Thursday, 2 June 2016

Ghostface Killah - Fishscale (2006)


It's true what they say about how time seems to whizz past as you get older. I still think of this as the new Ghostface record, despite it having come out over a decade ago and being, according to Wikipedia, eight albums past for Mr. Killah. Well, I only just happened across a copy recently, and I've been having a pretty busy time of it over the last decade, so that's my excuse.

For anyone suffering an even greater degree of either senility or general ignorance than myself, Ghostface Killah has long been one of the main reasons you would ever buy a Wu-Tang Clan record - a man named after someone from a martial arts flick and one of the few rappers who can get away with breaking down in James Brown-style tears on a stage without having tiresome wankers question his masculinity. His delivery is engaging and so intensely personal that it's hard not to find yourself affected, drawn into the telling, even given how seriously fucking weird that telling can sometimes be - the rap Mark E. Smith on some days, if that isn't too lazy an analogy.

Fishscale - slang for the absolute Ferrero Rocher of nose candy, you may not be entirely surprised to learn - is unusually focussed, and low on random bursts of surrealism, instead seeming to follow a loosely coherent narrative.

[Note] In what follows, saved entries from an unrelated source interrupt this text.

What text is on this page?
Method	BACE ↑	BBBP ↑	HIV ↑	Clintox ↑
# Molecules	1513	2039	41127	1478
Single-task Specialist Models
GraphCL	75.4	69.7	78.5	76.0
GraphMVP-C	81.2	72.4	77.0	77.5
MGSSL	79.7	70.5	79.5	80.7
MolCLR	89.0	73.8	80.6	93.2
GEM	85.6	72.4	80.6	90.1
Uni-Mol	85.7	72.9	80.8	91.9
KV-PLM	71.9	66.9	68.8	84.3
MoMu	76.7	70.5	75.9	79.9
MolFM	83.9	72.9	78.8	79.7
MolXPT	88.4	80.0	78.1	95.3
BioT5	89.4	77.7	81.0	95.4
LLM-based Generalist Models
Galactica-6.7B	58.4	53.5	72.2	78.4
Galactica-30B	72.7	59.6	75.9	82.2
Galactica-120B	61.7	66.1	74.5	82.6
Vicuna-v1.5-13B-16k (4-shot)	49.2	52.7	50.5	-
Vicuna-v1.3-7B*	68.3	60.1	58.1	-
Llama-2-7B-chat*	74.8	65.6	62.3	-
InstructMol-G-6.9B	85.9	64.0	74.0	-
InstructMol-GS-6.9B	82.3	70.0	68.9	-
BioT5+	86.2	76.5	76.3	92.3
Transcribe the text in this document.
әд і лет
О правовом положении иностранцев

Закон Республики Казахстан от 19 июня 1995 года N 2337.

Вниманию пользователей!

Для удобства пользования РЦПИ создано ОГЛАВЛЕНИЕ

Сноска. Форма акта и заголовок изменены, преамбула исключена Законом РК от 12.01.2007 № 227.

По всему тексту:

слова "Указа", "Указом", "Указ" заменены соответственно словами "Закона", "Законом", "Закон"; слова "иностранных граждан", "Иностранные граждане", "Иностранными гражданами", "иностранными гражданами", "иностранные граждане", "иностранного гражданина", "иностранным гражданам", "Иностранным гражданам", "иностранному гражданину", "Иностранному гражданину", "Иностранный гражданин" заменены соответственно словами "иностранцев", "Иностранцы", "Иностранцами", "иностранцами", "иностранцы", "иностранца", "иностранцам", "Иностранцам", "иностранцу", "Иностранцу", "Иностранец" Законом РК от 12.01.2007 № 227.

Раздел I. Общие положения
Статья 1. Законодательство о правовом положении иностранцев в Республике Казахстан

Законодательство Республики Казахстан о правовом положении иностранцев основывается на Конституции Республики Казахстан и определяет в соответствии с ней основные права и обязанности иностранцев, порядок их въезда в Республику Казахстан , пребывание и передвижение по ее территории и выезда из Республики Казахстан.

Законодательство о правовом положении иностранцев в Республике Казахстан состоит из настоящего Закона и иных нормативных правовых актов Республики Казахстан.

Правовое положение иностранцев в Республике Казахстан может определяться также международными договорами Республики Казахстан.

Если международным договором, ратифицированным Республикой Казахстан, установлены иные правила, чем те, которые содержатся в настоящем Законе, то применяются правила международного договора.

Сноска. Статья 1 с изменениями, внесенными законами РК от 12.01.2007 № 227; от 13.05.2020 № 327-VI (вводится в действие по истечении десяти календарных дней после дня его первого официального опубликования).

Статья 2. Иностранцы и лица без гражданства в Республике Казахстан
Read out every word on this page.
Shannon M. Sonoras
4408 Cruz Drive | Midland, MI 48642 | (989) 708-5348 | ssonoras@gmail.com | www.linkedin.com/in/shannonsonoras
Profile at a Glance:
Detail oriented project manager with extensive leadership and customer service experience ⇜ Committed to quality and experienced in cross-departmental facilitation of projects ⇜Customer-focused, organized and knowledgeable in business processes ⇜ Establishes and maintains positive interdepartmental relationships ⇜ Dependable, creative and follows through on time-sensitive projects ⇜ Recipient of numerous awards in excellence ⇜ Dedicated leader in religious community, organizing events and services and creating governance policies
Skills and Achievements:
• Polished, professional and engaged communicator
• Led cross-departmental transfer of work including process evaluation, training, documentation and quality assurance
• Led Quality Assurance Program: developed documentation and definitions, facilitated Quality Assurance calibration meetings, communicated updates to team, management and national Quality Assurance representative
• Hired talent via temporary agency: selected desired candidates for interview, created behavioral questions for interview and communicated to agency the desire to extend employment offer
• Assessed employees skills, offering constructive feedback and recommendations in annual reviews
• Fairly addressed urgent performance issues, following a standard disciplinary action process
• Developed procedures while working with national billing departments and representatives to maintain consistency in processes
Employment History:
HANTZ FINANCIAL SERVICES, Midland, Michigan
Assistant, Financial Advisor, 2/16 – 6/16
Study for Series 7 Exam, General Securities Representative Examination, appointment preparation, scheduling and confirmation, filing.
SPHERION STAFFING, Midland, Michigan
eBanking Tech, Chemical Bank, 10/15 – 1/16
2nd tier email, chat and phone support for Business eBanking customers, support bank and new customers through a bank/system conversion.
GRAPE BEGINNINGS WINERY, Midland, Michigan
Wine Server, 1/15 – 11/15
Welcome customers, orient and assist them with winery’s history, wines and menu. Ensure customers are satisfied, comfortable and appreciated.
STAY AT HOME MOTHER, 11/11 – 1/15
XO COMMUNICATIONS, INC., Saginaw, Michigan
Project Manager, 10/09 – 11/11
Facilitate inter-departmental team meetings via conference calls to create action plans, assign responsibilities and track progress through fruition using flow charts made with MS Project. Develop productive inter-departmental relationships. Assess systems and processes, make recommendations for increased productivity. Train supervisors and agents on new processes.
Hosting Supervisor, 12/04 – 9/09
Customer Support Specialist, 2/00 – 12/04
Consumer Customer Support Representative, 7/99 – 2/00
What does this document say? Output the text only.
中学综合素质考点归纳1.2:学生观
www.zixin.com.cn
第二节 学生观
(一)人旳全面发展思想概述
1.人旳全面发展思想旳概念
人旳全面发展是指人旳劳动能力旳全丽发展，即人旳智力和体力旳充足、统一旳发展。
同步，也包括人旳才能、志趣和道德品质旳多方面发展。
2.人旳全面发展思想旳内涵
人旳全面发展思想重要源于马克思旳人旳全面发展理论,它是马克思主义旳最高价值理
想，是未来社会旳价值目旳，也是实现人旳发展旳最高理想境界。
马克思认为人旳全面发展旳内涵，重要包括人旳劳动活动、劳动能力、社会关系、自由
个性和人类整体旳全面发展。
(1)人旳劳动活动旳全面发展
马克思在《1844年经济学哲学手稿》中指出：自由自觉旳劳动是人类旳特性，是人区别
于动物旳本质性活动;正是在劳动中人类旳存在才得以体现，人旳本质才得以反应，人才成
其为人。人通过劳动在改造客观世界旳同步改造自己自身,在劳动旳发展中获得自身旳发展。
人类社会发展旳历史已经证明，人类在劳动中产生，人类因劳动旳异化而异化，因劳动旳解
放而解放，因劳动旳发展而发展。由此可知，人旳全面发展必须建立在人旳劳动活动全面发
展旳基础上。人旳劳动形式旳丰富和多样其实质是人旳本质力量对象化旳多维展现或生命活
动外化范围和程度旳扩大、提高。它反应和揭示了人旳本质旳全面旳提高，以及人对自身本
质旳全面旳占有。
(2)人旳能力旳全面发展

Admittedly it's probably not the first time we've encountered said narrative - times being tough, selling the nose candy just to get by, memories of wetting the bed and getting spanked, life on the mean streets and so on and so forth - but it's as valid a tale as it's ever been given that the same terms and conditions still apply for half the people listening to this thing and some of those involved in recording it. Additionally, it's worth remembering that Ghostface is more or less incapable of delivering a prosaic line and could make a laundry list sound like a matter of life and death.

It probably helps that Fishscale is musically similar to Supreme Clientele - his previous masterpiece - being a rough and raw summation of old soul moves which really hit the point home, giving a rich and emotionally potent support to the story as it unfolds; and yes, soul music - because we seem to have forgotten how that stuff was once as raw and painful as fuck, a very different, significantly more powerful beast than the slick and shiny suited croon-wank it became in the eighties. Ghostface clearly hasn't forgotten, and here we get something warm with bad lighting, broken piano and horn sections rescued from crumbling old eight tracks and scratchy discs cut in dirt cheap studios. It has the feel of a live band without sounding anything like one, definitely something organic, even when it obviously isn't - the tape recording of a ping-pong match looped to embellish the beat on Dogs of War, for example; the terrifying drone of Clipse of Doom; and Jellyfish which weirdly reminds me of Stereolab. At least on this album, Ghostface Killah, excels at giving you something entirely unlike whatever you've already heard which nevertheless feels as fundamentally rooted in the very heart of its culture as anything which ever happened in a Bronx basketball court in the seventies. It should also be kept in mind that this review is probably a verbose load of old wank, so it would be easier all round if you just listened to the album.